Tonya ran from the room giggling. Her summoner stayed behind. I said, “You know my name, but—”
“Oh, sorry. I’m Amanda. Amanda Mehta.” She put out her hand. I stood up and took it. “You’re Adam. Lisa told me you were down here keeping Tonya company. Sorry, I couldn’t resist having a look at the new guy.”
I wasn’t sure how to answer that, given that I’d probably never see Amanda Mehta again. I just smiled.
“Lisa said she already showed you around. But I bet you didn’t see the roof.”
“The roof?”
“Come on.” She tugged my hand. “I’ll show you. And maybe you can tell me what’s bothering you.”
“I’m sorry?”
“Just come with me. Come on!”
What could I do but follow?
* * *
“What makes you think something’s bothering me?”
Amanda didn’t answer, just gave me a hold-your-horses look. She led me to one of bedrooms on the third floor, where a dormer window looked south over a wooded ravine. The window opened onto the part of the roof that connected the house to the garage. She climbed out deftly—obviously, she had done this before—then turned back and said, “You won’t fall. If you’re careful.”
So I stepped out onto the shingles. The slope was gentle enough that there was no real danger, but we were high enough to see across the backyard and over the ravine to the city—condo towers on Bloor Street, the headstone apartment slabs of the Cabbagetown district.

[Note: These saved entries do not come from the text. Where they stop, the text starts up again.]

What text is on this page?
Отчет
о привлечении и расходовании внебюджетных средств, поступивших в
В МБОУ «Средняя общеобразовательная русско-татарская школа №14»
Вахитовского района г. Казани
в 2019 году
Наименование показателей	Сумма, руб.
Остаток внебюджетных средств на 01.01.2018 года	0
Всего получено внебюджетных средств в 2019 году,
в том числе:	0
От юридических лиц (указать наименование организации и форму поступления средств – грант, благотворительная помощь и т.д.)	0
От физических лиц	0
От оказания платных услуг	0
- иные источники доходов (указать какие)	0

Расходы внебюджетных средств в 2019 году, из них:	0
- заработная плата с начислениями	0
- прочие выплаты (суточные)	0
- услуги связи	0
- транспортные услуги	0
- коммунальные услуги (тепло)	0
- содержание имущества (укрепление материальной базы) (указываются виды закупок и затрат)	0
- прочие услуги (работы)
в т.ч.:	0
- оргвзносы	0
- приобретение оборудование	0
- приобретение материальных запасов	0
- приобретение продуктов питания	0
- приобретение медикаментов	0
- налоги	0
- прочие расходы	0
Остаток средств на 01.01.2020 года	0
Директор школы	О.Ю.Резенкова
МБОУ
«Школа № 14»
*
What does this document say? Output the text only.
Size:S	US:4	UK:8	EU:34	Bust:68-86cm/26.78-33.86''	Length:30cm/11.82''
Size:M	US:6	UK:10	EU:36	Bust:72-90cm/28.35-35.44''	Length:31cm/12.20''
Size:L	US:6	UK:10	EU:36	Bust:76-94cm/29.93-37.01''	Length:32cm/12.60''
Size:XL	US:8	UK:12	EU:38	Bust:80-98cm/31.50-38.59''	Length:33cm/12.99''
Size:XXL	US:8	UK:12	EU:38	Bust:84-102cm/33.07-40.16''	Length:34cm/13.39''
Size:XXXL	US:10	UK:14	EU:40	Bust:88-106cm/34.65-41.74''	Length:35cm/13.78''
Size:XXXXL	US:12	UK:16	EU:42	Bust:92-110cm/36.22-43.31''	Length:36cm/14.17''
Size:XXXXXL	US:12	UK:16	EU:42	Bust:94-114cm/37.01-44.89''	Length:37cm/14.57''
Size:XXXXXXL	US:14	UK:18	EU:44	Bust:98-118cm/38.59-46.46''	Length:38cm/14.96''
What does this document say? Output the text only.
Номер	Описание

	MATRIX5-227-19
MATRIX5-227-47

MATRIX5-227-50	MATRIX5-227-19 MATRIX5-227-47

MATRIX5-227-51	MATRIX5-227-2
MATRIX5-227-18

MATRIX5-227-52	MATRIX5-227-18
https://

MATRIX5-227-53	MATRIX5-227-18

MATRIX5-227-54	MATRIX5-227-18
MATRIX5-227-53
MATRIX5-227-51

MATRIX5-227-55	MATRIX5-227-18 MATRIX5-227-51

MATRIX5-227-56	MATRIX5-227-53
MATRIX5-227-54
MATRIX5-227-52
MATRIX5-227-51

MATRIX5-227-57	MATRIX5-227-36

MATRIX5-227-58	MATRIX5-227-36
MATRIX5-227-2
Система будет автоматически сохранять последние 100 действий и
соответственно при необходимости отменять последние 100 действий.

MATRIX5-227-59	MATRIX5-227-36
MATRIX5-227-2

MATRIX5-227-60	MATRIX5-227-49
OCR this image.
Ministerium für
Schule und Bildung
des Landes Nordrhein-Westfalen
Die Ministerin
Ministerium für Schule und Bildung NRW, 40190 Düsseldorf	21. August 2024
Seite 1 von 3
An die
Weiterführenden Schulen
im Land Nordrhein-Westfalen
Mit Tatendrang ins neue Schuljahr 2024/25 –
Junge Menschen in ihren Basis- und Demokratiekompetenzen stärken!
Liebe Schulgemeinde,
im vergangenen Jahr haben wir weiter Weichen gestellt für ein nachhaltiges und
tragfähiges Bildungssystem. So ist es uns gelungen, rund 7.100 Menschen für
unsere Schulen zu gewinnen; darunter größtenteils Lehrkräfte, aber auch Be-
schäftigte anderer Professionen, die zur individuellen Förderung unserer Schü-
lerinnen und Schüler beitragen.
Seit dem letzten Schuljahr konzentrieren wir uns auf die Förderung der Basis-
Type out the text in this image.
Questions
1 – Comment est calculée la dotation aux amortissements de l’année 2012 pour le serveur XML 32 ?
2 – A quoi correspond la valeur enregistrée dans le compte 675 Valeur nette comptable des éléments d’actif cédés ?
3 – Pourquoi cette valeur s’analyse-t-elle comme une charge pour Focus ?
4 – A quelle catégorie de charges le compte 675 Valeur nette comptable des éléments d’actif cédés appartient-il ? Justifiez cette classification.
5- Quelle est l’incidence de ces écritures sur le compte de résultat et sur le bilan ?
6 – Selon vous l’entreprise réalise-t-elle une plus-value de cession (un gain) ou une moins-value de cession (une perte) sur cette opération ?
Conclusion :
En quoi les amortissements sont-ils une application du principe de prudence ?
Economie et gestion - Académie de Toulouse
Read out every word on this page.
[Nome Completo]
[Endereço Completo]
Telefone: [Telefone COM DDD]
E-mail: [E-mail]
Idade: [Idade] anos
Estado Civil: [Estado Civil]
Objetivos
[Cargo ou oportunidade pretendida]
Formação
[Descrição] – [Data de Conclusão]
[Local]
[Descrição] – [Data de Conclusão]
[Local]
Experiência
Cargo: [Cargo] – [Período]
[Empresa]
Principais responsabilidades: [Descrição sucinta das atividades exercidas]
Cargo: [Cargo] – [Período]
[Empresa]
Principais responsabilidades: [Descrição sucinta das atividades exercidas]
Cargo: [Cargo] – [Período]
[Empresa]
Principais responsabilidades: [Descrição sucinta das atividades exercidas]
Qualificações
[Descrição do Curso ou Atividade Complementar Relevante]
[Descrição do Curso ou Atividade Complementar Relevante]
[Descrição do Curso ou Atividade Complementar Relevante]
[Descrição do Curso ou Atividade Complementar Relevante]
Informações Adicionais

“Safest thing is to lie down,” Amanda said.
She stretched out with her head butting the low sill of the window. I did the same. “You know the house pretty well,” I said.
“I lived here for a few months.”
“Are you related to Lisa or—” I had forgotten the name of Lisa’s partner.
“Loretta. No, but they put me up when I didn’t have anywhere else to go. I finally got my own place last May.”
“They put you up because you’re a Tau?”
“Well, yeah. I’m not the only one they’ve helped out, and they liked having me here. Loretta inherited this place back in the eighties. The house is too big for them, really, so they’re always putting people up. It’s a place to go when you don’t have anywhere else to go. If you’re in the tranche. Or at least a Tau.”
“Must be nice.”
She gave me a searching look. “Of course it’s nice.”
“I think—”
“No, hush, be quiet a minute. Listen. I love the way it sounds out here. Don’t you?”